— Да мне пох. й, пасут меня или нет! — взорвался Дубровский, — Понимаешь? Пох. й! Теперь уже совсем! Я когда винтовку в руки взял… — он успокоился также резко, как и вспылил, и заговорил медленно и задумчиво, — Когда прицелился в гада того… Прямо в надпись «Раша» на кепке… Я аж протрезвел, понимаешь? Руки не дрожат, мысли в голове как трамвайчики по рельсам — бодренько так, шустро, ничего лишнего, никакого тумана, никакого лишнего шевеления. Никаких сомнений, никакой памяти. Лишь чувство, что я все делаю правильно.
— И что ты собираешься с этим делать? — настороженно спросил Сыч.
— Вернуться. То, как я живу… Это не жизнь — это ниже её. — процитировал Дубровский старую песню, — Ты же и сам хотел.
— Хотеть-то я хотел, но это легче сказать, чем воплотить. Жора в горах, Анька в депрессии, я заплыл салом… В принципе, последние две проблемы не настолько уж и проблемы — я попробую прийти в форму, а Анька пойдет на всё, чтобы меня трахнуть… А вот с Жорой проблемы. Нам нужен второй штурмовик.

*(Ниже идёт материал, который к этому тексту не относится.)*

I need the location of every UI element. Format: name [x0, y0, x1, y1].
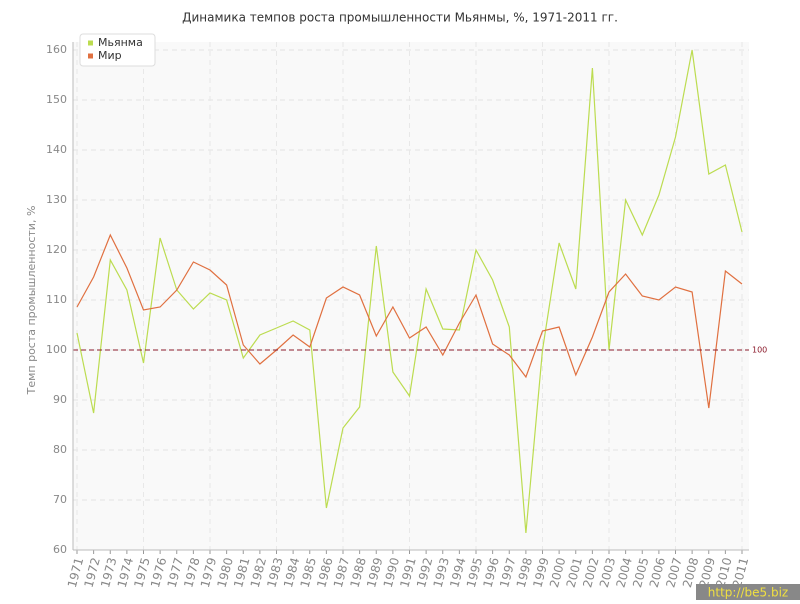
y-tick-label: 90: [53, 393, 67, 406]
y-tick-label: 150: [46, 93, 67, 106]
reference-label: 100: [752, 346, 767, 355]
y-tick-label: 160: [46, 43, 67, 56]
y-tick-label: 130: [46, 193, 67, 206]
series-line: [76, 49, 743, 534]
legend-label: Мир: [98, 49, 122, 62]
legend-swatch: [88, 53, 93, 59]
y-tick-label: 120: [46, 243, 67, 256]
chart-title: Динамика темпов роста промышленности Мья…: [182, 11, 618, 25]
y-tick-label: 70: [53, 493, 67, 506]
legend-swatch: [88, 40, 93, 46]
y-tick-label: 60: [53, 543, 67, 556]
legend-box: [79, 33, 156, 67]
y-tick-label: 80: [53, 443, 67, 456]
y-tick-label: 110: [46, 293, 67, 306]
y-tick-label: 140: [46, 143, 67, 156]
y-axis-label: Темп роста промышленности, %: [25, 206, 38, 396]
plot-background: [73, 42, 749, 550]
y-tick-label: 100: [46, 343, 67, 356]
series-line: [76, 233, 743, 409]
watermark: http://be5.biz: [708, 586, 788, 600]
watermark-bg: [696, 584, 800, 600]
legend-label: Мьянма: [98, 36, 143, 49]
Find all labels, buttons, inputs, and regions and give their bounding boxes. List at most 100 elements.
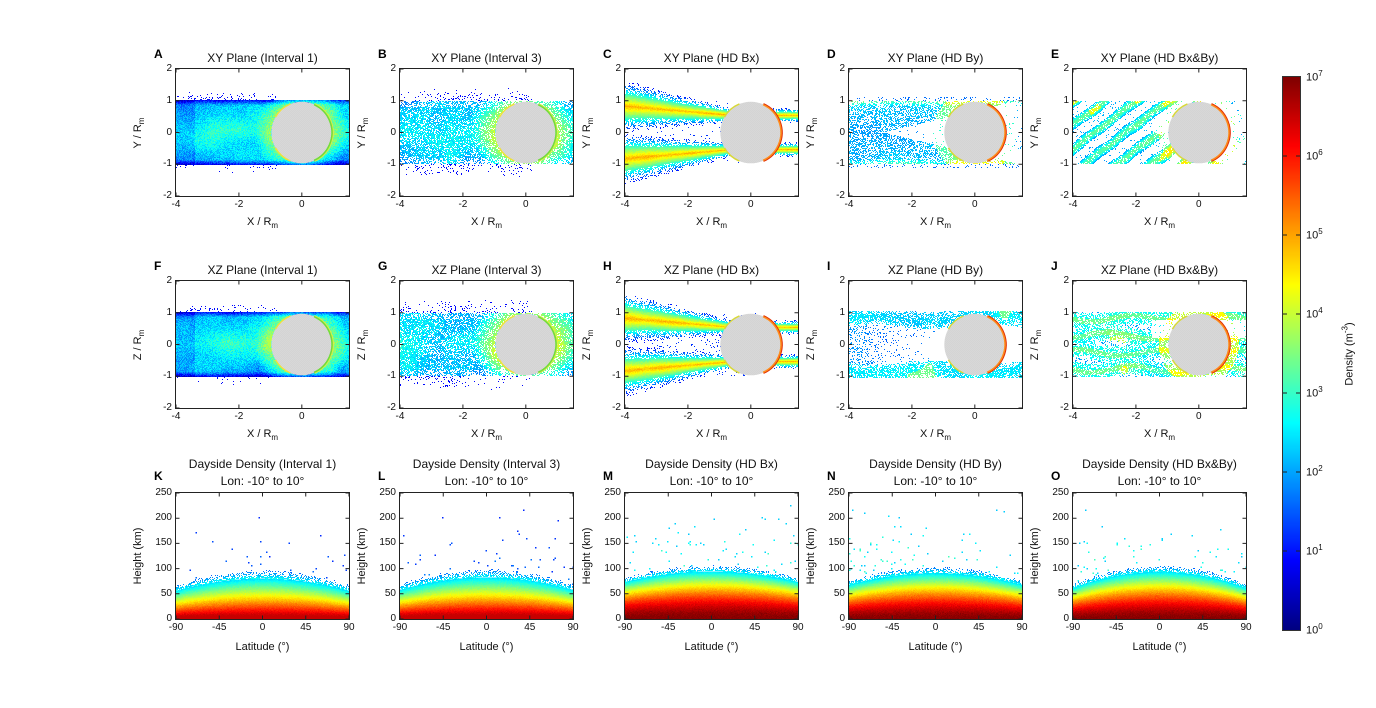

— Да я буду штурмовиком, в чем проблема? — заплетающимся голосом сказал Дубровский, пытающийся поймать вилкой кусок сосиски.
— Неа. Не будешь. Ты снайпер, тем и ценен. Твое дело — издали пулять. А мне нужен кто-то, кто умеет бегать с автоматом наперевес, прикрывать и штурмовать. И весит не как ты — шестьдесят кило. Ты в бронике погибнешь. И щит не утащишь. В принципе… — задумался Сыч, — Знаешь, есть у меня одна идея…
— Какая?
Сыч озвучил.
— Ты охренел чтоли? Мы-то с тобой два старых мудака, а пацану только 20. А если его убьют?
— А я сделаю так, чтобы не убили.
— Это ж как? — саркастически поднял бровь Дубровский, пережевывавший, наконец, пойманную сосиску.
— Натаскаю. Никого же из нас не убили. А ведь мы даже в армии не служили.
— А почему, кстати, именно он?
— Он этого хочет. — пожал плечами Сыч, — Любит комиксы, считает нас супергероями, — на этих словах Дубровский фыркнул, — Пусть хотя бы попробует! Захочет уйти — никто не будет держать.
— Дело не в этом. У него в башке комиксы и романтика. Герои какие-то. А мы тут не в игрушки играем. И не в трико ходим.
— Просто дай ему шанс. Мне нужен второй штурмовик. И другой кандидатуры я пока не вижу.
— Ему 20!
— Нам самим по 20 было, и ничего. Справились.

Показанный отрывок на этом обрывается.